The other interesting part is the actual physical SQL sent to the non-driving table, which looks like this:

-------------------- Sending query to database named ora11g (id: <<9984>>):

select T6826.PROD_ID as c2,
     sum(T6826.QUANTITY_SOLD) as c3
from
     SH_COPY.SALES_BIG T6826
where  ( T6826.PROD_ID in (:PARAM1, :PARAM2, :PARAM3, :PARAM4, :PARAM5, :PARAM6, :PARAM7, :PARAM8, :PARAM9, :PARAM10, :PARAM11, :PARAM12, :PARAM13, :PARAM14, :PARAM15, :PARAM16, :PARAM17, :PARAM18, :PARAM19, :PARAM20) )
group by T6826.PROD_ID
order by c2

+++Administrator:2a0000:2a0004:----2008/10/02 15:39:08
So in this case, the driving table feature will initially run the query against the smaller (dimension) table and return the rows specified by the filter on the query. Then, in batches of twenty, individual selects will be made against the larger, non-driving table, until all the interested rows are returned. These will then be joined in memory in the BI Server and the results returned to the dashboard, in theory faster than if we'd tried to load both tables into the BI Server memory and join them both there.

So now, to take this one step further, what does the query log file look like if we run the Aggregate Persistence Wizard on this data set, generate and aggregate at the PROD_SUBCATEGORY_DESC, plug the aggregates into the logical model and then run a query? Where (if anywhere) does aggregate navigation future in the logical execution plan and query steps?

Well, after running the wizard and registering the aggregates, I run the query again and here's the output:

-------------------- Execution plan:

RqBreakFilter <<10079>>[2] [for database 0:0,0]
    RqList <<10037>> [for database 3023:2350:ora11g,44]
        ag_SALES_BIG_LOCAL.QUANTITY_S0001562C as c1 GB [for database 3023:2350,44],
        SA_Subcate0001593D.PROD_SUBCA0001561B as c2 GB [for database 3023:2350,44]
    Child Nodes (RqJoinSpec): <<10067>> [for database 3023:2350:ora11g,44]
        SA_Subcate0001593D T7688
        ag_SALES_BIG_LOCAL T7695
    DetailFilter: SA_Subcate0001593D.PROD_SUBCA0001561B = ag_SALES_BIG_LOCAL.PROD_SUBCA0001561B [for database 0:0]
    OrderBy: c2 asc [for database 3023:2350,44]

+++Administrator:2a0000:2a0005:----2008/10/02 16:46:18

-------------------- Sending query to database named ora11g (id: <<10037>>):

select distinct T7695.QUANTITY_S0001562C as c1,
     T7688.PROD_SUBCA0001561B as c2
from
     SH_COPY.SA_Subcate0001593D T7688,
     SH_COPY.ag_SALES_BIG_LOCAL T7695
where  ( T7688.PROD_SUBCA0001561B = T7695.PROD_SUBCA0001561B )
order by c2
So, you can see the aggregate table being used, but there's nothing in the log to say that aggregates were considered, the query is just generated against the logical table source that returns the smallest amount of rows.

Anyway, that's a quick trip around the query log file, with a short diversion into driving tables and aggregates.

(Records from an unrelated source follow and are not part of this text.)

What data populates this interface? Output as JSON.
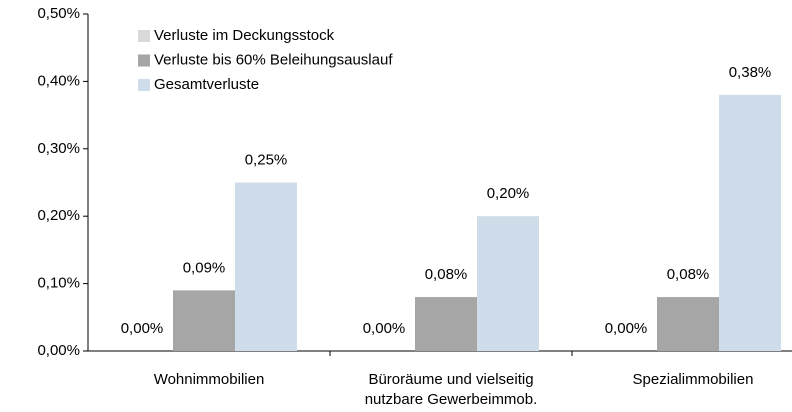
{
  "chart_data": {
    "type": "bar",
    "categories": [
      "Wohnimmobilien",
      "Büroräume und vielseitig nutzbare Gewerbeimmob.",
      "Spezialimmobilien"
    ],
    "series": [
      {
        "name": "Verluste im Deckungsstock",
        "color": "#d9d9d9",
        "values": [
          0,
          0,
          0
        ],
        "value_labels": [
          "0,00%",
          "0,00%",
          "0,00%"
        ]
      },
      {
        "name": "Verluste bis 60% Beleihungsauslauf",
        "color": "#a6a6a6",
        "values": [
          0.09,
          0.08,
          0.08
        ],
        "value_labels": [
          "0,09%",
          "0,08%",
          "0,08%"
        ]
      },
      {
        "name": "Gesamtverluste",
        "color": "#cfdcea",
        "values": [
          0.25,
          0.2,
          0.38
        ],
        "value_labels": [
          "0,25%",
          "0,20%",
          "0,38%"
        ]
      }
    ],
    "ylim": [
      0,
      0.5
    ],
    "yticks": [
      {
        "value": 0,
        "label": "0,00%"
      },
      {
        "value": 0.1,
        "label": "0,10%"
      },
      {
        "value": 0.2,
        "label": "0,20%"
      },
      {
        "value": 0.3,
        "label": "0,30%"
      },
      {
        "value": 0.4,
        "label": "0,40%"
      },
      {
        "value": 0.5,
        "label": "0,50%"
      }
    ],
    "legend": "upper left",
    "grid": false
  }
}
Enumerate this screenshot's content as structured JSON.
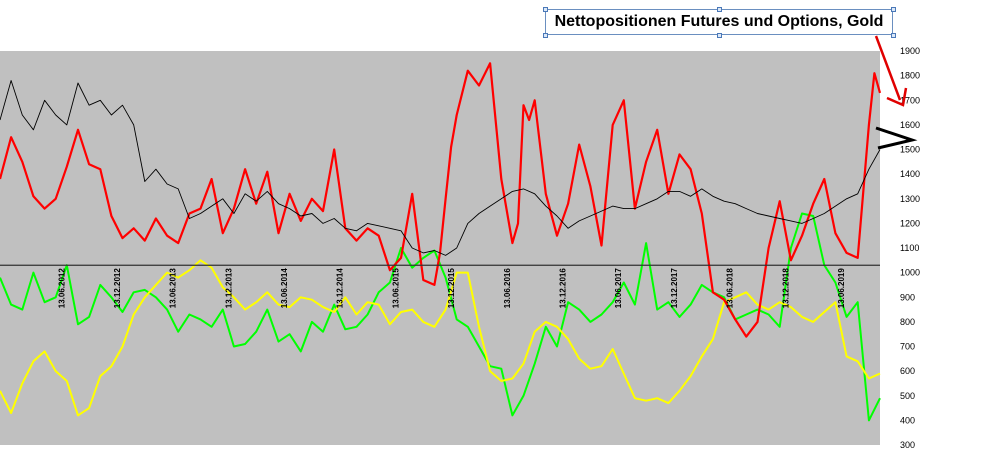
{
  "chart_data": {
    "type": "line",
    "title": "Nettopositionen Futures und Options, Gold",
    "x_tick_labels": [
      "13.06.2012",
      "13.12.2012",
      "13.06.2013",
      "13.12.2013",
      "13.06.2014",
      "13.12.2014",
      "13.06.2015",
      "13.12.2015",
      "13.06.2016",
      "13.12.2016",
      "13.06.2017",
      "13.12.2017",
      "13.06.2018",
      "13.12.2018",
      "13.06.2019"
    ],
    "y_tick_labels": [
      "1900",
      "1800",
      "1700",
      "1600",
      "1500",
      "1400",
      "1300",
      "1200",
      "1100",
      "1000",
      "900",
      "800",
      "700",
      "600",
      "500",
      "400",
      "300"
    ],
    "ylim": [
      300,
      1900
    ],
    "xlim": [
      2011.9,
      2019.8
    ],
    "reference_line": 1030,
    "grid": false,
    "plot_background": "#c0c0c0",
    "series": [
      {
        "color": "#ff0000",
        "x": [
          2011.9,
          2012.0,
          2012.1,
          2012.2,
          2012.3,
          2012.4,
          2012.5,
          2012.6,
          2012.7,
          2012.8,
          2012.9,
          2013.0,
          2013.1,
          2013.2,
          2013.3,
          2013.4,
          2013.5,
          2013.6,
          2013.7,
          2013.8,
          2013.9,
          2014.0,
          2014.1,
          2014.2,
          2014.3,
          2014.4,
          2014.5,
          2014.6,
          2014.7,
          2014.8,
          2014.9,
          2015.0,
          2015.1,
          2015.2,
          2015.3,
          2015.4,
          2015.5,
          2015.6,
          2015.7,
          2015.8,
          2015.85,
          2015.9,
          2015.95,
          2016.0,
          2016.1,
          2016.2,
          2016.3,
          2016.4,
          2016.5,
          2016.55,
          2016.6,
          2016.65,
          2016.7,
          2016.8,
          2016.9,
          2017.0,
          2017.1,
          2017.2,
          2017.3,
          2017.4,
          2017.5,
          2017.6,
          2017.7,
          2017.8,
          2017.9,
          2018.0,
          2018.1,
          2018.2,
          2018.3,
          2018.4,
          2018.5,
          2018.6,
          2018.7,
          2018.8,
          2018.9,
          2019.0,
          2019.1,
          2019.2,
          2019.3,
          2019.4,
          2019.5,
          2019.6,
          2019.7,
          2019.75,
          2019.8
        ],
        "values": [
          1380,
          1550,
          1450,
          1310,
          1260,
          1300,
          1430,
          1580,
          1440,
          1420,
          1230,
          1140,
          1180,
          1130,
          1220,
          1150,
          1120,
          1240,
          1260,
          1380,
          1160,
          1260,
          1420,
          1280,
          1410,
          1160,
          1320,
          1210,
          1300,
          1250,
          1500,
          1180,
          1130,
          1180,
          1150,
          1010,
          1060,
          1320,
          970,
          950,
          1080,
          1300,
          1510,
          1640,
          1820,
          1760,
          1850,
          1380,
          1120,
          1200,
          1680,
          1620,
          1700,
          1320,
          1150,
          1280,
          1520,
          1350,
          1110,
          1600,
          1700,
          1260,
          1450,
          1580,
          1320,
          1480,
          1420,
          1240,
          920,
          890,
          810,
          740,
          800,
          1100,
          1290,
          1050,
          1150,
          1280,
          1380,
          1160,
          1080,
          1060,
          1600,
          1810,
          1730
        ]
      },
      {
        "color": "#000000",
        "x": [
          2011.9,
          2012.0,
          2012.1,
          2012.2,
          2012.3,
          2012.4,
          2012.5,
          2012.6,
          2012.7,
          2012.8,
          2012.9,
          2013.0,
          2013.1,
          2013.2,
          2013.3,
          2013.4,
          2013.5,
          2013.6,
          2013.7,
          2013.8,
          2013.9,
          2014.0,
          2014.1,
          2014.2,
          2014.3,
          2014.4,
          2014.5,
          2014.6,
          2014.7,
          2014.8,
          2014.9,
          2015.0,
          2015.1,
          2015.2,
          2015.3,
          2015.4,
          2015.5,
          2015.6,
          2015.7,
          2015.8,
          2015.9,
          2016.0,
          2016.1,
          2016.2,
          2016.3,
          2016.4,
          2016.5,
          2016.6,
          2016.7,
          2016.8,
          2016.9,
          2017.0,
          2017.1,
          2017.2,
          2017.3,
          2017.4,
          2017.5,
          2017.6,
          2017.7,
          2017.8,
          2017.9,
          2018.0,
          2018.1,
          2018.2,
          2018.3,
          2018.4,
          2018.5,
          2018.6,
          2018.7,
          2018.8,
          2018.9,
          2019.0,
          2019.1,
          2019.2,
          2019.3,
          2019.4,
          2019.5,
          2019.6,
          2019.7,
          2019.8
        ],
        "values": [
          1620,
          1780,
          1640,
          1580,
          1700,
          1640,
          1600,
          1770,
          1680,
          1700,
          1640,
          1680,
          1600,
          1370,
          1420,
          1360,
          1340,
          1220,
          1240,
          1270,
          1300,
          1240,
          1320,
          1290,
          1330,
          1280,
          1260,
          1230,
          1240,
          1200,
          1220,
          1180,
          1170,
          1200,
          1190,
          1180,
          1170,
          1100,
          1080,
          1090,
          1070,
          1100,
          1200,
          1240,
          1270,
          1300,
          1330,
          1340,
          1320,
          1270,
          1230,
          1180,
          1210,
          1230,
          1250,
          1270,
          1260,
          1260,
          1280,
          1300,
          1330,
          1330,
          1310,
          1340,
          1310,
          1290,
          1280,
          1260,
          1240,
          1230,
          1220,
          1210,
          1200,
          1220,
          1240,
          1270,
          1300,
          1320,
          1420,
          1500
        ]
      },
      {
        "color": "#00ff00",
        "x": [
          2011.9,
          2012.0,
          2012.1,
          2012.2,
          2012.3,
          2012.4,
          2012.5,
          2012.6,
          2012.7,
          2012.8,
          2012.9,
          2013.0,
          2013.1,
          2013.2,
          2013.3,
          2013.4,
          2013.5,
          2013.6,
          2013.7,
          2013.8,
          2013.9,
          2014.0,
          2014.1,
          2014.2,
          2014.3,
          2014.4,
          2014.5,
          2014.6,
          2014.7,
          2014.8,
          2014.9,
          2015.0,
          2015.1,
          2015.2,
          2015.3,
          2015.4,
          2015.5,
          2015.6,
          2015.7,
          2015.8,
          2015.9,
          2016.0,
          2016.1,
          2016.2,
          2016.3,
          2016.4,
          2016.5,
          2016.6,
          2016.7,
          2016.8,
          2016.9,
          2017.0,
          2017.1,
          2017.2,
          2017.3,
          2017.4,
          2017.5,
          2017.6,
          2017.7,
          2017.8,
          2017.9,
          2018.0,
          2018.1,
          2018.2,
          2018.3,
          2018.4,
          2018.5,
          2018.6,
          2018.7,
          2018.8,
          2018.9,
          2019.0,
          2019.1,
          2019.2,
          2019.3,
          2019.4,
          2019.5,
          2019.6,
          2019.7,
          2019.8
        ],
        "values": [
          980,
          870,
          850,
          1000,
          880,
          900,
          1030,
          790,
          820,
          950,
          900,
          840,
          920,
          930,
          900,
          850,
          760,
          830,
          810,
          780,
          850,
          700,
          710,
          760,
          850,
          720,
          750,
          680,
          800,
          760,
          870,
          770,
          780,
          830,
          920,
          960,
          1100,
          1020,
          1060,
          1090,
          980,
          810,
          780,
          700,
          620,
          610,
          420,
          500,
          630,
          780,
          700,
          880,
          850,
          800,
          830,
          880,
          960,
          870,
          1120,
          850,
          880,
          820,
          870,
          950,
          920,
          900,
          810,
          830,
          850,
          830,
          780,
          1100,
          1240,
          1230,
          1030,
          960,
          820,
          880,
          400,
          490
        ]
      },
      {
        "color": "#ffff00",
        "x": [
          2011.9,
          2012.0,
          2012.1,
          2012.2,
          2012.3,
          2012.4,
          2012.5,
          2012.6,
          2012.7,
          2012.8,
          2012.9,
          2013.0,
          2013.1,
          2013.2,
          2013.3,
          2013.4,
          2013.5,
          2013.6,
          2013.7,
          2013.8,
          2013.9,
          2014.0,
          2014.1,
          2014.2,
          2014.3,
          2014.4,
          2014.5,
          2014.6,
          2014.7,
          2014.8,
          2014.9,
          2015.0,
          2015.1,
          2015.2,
          2015.3,
          2015.4,
          2015.5,
          2015.6,
          2015.7,
          2015.8,
          2015.9,
          2016.0,
          2016.1,
          2016.2,
          2016.3,
          2016.4,
          2016.5,
          2016.6,
          2016.7,
          2016.8,
          2016.9,
          2017.0,
          2017.1,
          2017.2,
          2017.3,
          2017.4,
          2017.5,
          2017.6,
          2017.7,
          2017.8,
          2017.9,
          2018.0,
          2018.1,
          2018.2,
          2018.3,
          2018.4,
          2018.5,
          2018.6,
          2018.7,
          2018.8,
          2018.9,
          2019.0,
          2019.1,
          2019.2,
          2019.3,
          2019.4,
          2019.5,
          2019.6,
          2019.7,
          2019.8
        ],
        "values": [
          520,
          430,
          550,
          640,
          680,
          600,
          560,
          420,
          450,
          580,
          620,
          700,
          830,
          900,
          950,
          1000,
          980,
          1010,
          1050,
          1020,
          940,
          900,
          850,
          880,
          920,
          870,
          860,
          900,
          890,
          860,
          840,
          900,
          830,
          880,
          870,
          790,
          840,
          850,
          800,
          780,
          850,
          1000,
          1000,
          780,
          600,
          560,
          570,
          630,
          760,
          800,
          780,
          730,
          650,
          610,
          620,
          690,
          590,
          490,
          480,
          490,
          470,
          520,
          580,
          660,
          730,
          880,
          900,
          920,
          870,
          850,
          880,
          860,
          820,
          800,
          840,
          880,
          660,
          640,
          570,
          590
        ]
      }
    ]
  }
}
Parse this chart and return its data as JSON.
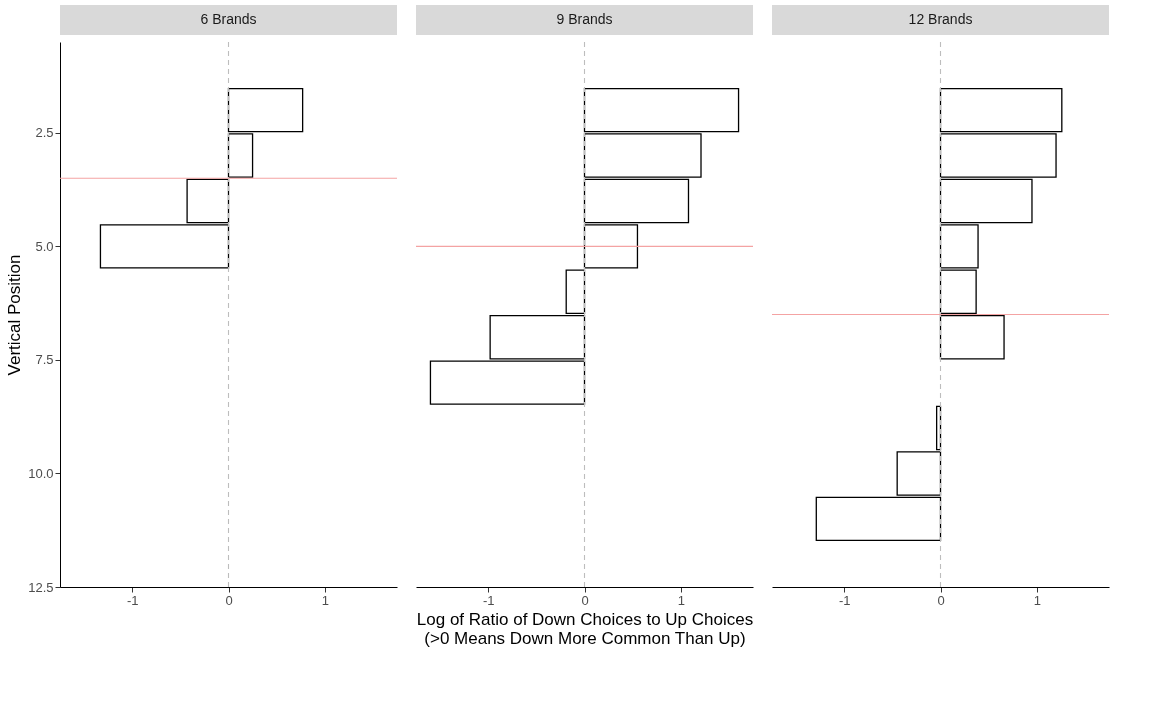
{
  "chart_data": [
    {
      "type": "bar",
      "orientation": "horizontal",
      "title": "6 Brands",
      "ylabel": "Vertical Position",
      "x": [
        2,
        3,
        4,
        5
      ],
      "values": [
        0.77,
        0.25,
        -0.43,
        -1.33
      ],
      "color": "#ffffff",
      "xlim": [
        -1.75,
        1.75
      ],
      "xticks": [
        -1,
        0,
        1
      ],
      "ylim": [
        12.5,
        0.5
      ],
      "yticks": [
        2.5,
        {
          "value": 5,
          "label": "5.0"
        },
        7.5,
        {
          "value": 10,
          "label": "10.0"
        },
        12.5
      ],
      "ref_lines": [
        {
          "axis": "x",
          "value": 0,
          "color": "#bdbdbd",
          "line_style": "dashed"
        },
        {
          "axis": "y",
          "value": 3.5,
          "color": "#f4a3a3"
        }
      ]
    },
    {
      "type": "bar",
      "orientation": "horizontal",
      "title": "9 Brands",
      "xlabel": "Log of Ratio of Down Choices to Up Choices\n(>0 Means Down More Common Than Up)",
      "x": [
        2,
        3,
        4,
        5,
        6,
        7,
        8
      ],
      "values": [
        1.6,
        1.21,
        1.08,
        0.55,
        -0.19,
        -0.98,
        -1.6
      ],
      "color": "#ffffff",
      "xlim": [
        -1.75,
        1.75
      ],
      "xticks": [
        -1,
        0,
        1
      ],
      "ylim": [
        12.5,
        0.5
      ],
      "tick_labels": "x",
      "ref_lines": [
        {
          "axis": "x",
          "value": 0,
          "color": "#bdbdbd",
          "line_style": "dashed"
        },
        {
          "axis": "y",
          "value": 5.0,
          "color": "#f4a3a3"
        }
      ]
    },
    {
      "type": "bar",
      "orientation": "horizontal",
      "title": "12 Brands",
      "x": [
        2,
        3,
        4,
        5,
        6,
        7,
        9,
        10,
        11
      ],
      "values": [
        1.26,
        1.2,
        0.95,
        0.39,
        0.37,
        0.66,
        -0.04,
        -0.45,
        -1.29
      ],
      "color": "#ffffff",
      "xlim": [
        -1.75,
        1.75
      ],
      "xticks": [
        -1,
        0,
        1
      ],
      "ylim": [
        12.5,
        0.5
      ],
      "tick_labels": "x",
      "ref_lines": [
        {
          "axis": "x",
          "value": 0,
          "color": "#bdbdbd",
          "line_style": "dashed"
        },
        {
          "axis": "y",
          "value": 6.5,
          "color": "#f4a3a3"
        }
      ]
    }
  ]
}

Of course the $64,000 questions is "what do you do with the log file, in particular the knowledge of the various query execution steps", and in reality if you're getting to the point where federated queries are running slowly, your most obvious and productive means of sorting this out is to physically integrate your data into a single data mart or data warehouse rather than mucking around trying to decipher undocumented log files. Still, if you're stuck with a federated query or just interested in how the internals work, it's an interesting set of diagnostics you can generate, I'll certainly be blogging more on this over time and if you've got anything to add, just let me know in the article comments.